When the RO filter plugs up the mineral contents of the good water will go up or the amount of water produced per day will drop. A TDS meter makes it easy to verify if the mineral content of the RO water has changed. After the RO system the water sometimes goes through a DI filter ro remove even more numerals. DI filter is not really needed. It is optional in my opinion. Then the water goes into a small storage tank for storage. About once a year you should drain the storage tank and then verify the internal air bladder inside is properly inflated with air. The Air bladder forces water out of the tank when you fill your glass with water.



How long the RO filter lasts will depend on how hard your water is and what types of minerals are present. The other filters should be replaced about 1once are year or as needed. Many manufactures recommend replacing the sediment and carbon filters about once every 6 months.

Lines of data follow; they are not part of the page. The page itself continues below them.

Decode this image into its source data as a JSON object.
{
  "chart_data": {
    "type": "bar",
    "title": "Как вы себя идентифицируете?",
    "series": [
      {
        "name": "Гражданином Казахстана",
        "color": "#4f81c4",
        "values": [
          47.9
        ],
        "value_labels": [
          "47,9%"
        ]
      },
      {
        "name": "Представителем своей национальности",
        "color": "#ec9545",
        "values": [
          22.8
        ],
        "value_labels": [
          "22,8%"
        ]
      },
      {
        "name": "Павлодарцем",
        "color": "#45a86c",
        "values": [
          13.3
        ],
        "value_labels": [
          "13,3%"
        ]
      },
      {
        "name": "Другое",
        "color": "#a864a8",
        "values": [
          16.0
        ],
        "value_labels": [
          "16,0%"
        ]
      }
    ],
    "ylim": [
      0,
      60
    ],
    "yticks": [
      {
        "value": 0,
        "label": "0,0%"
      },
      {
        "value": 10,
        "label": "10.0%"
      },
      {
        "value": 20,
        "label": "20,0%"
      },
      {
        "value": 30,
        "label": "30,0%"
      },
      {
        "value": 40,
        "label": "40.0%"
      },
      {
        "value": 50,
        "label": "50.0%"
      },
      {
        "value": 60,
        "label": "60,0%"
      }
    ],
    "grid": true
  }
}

Two things you need to consider before purchasing a RO systems One is the size of your aquarium and the production rate. Most small under sink units only produce about 20 gallons a day. Your tanks is 75 gallon. That means your RO system will need 4 days to produce enough RO water to refill the tank. Now if you do a 50% water change once a week a 20 gallon unit would appear to be fine. But if something goes wrong and you need to do more frequent and lager water changes. you may not have enough.



The other thing you need to consider is how you are going to store 40 to 75 gallons of water. The storage tanks that come with most under sink RO unit only stores 1 to 2 gallons of water. Either you need are larger storage tank or you need to fill a large container with RO water and then pump it out into your tank during a water change. Air pressurized RO tanks capable of holding 80 gallon are available but they will not fit under a kitchen sink and will increase the cost of the installation. Storing water in a large bucket would workout you probably need a foot valve to turn off the flow of RO water once it gets full. And then you should consider using a small pump to pump the water from the storage tank to your aquarium.



I have a small aquarium so a small under sink unit and bucket is enough for my need. But for 75 gallons my RO system would be somewhat inconvienient.
Thank you for the informative comment. Keeping RO water in a bucket for water change seems to be a good choice. Also I think I'll do 50% RO and 50% tap to reduce the amount of RO water needed.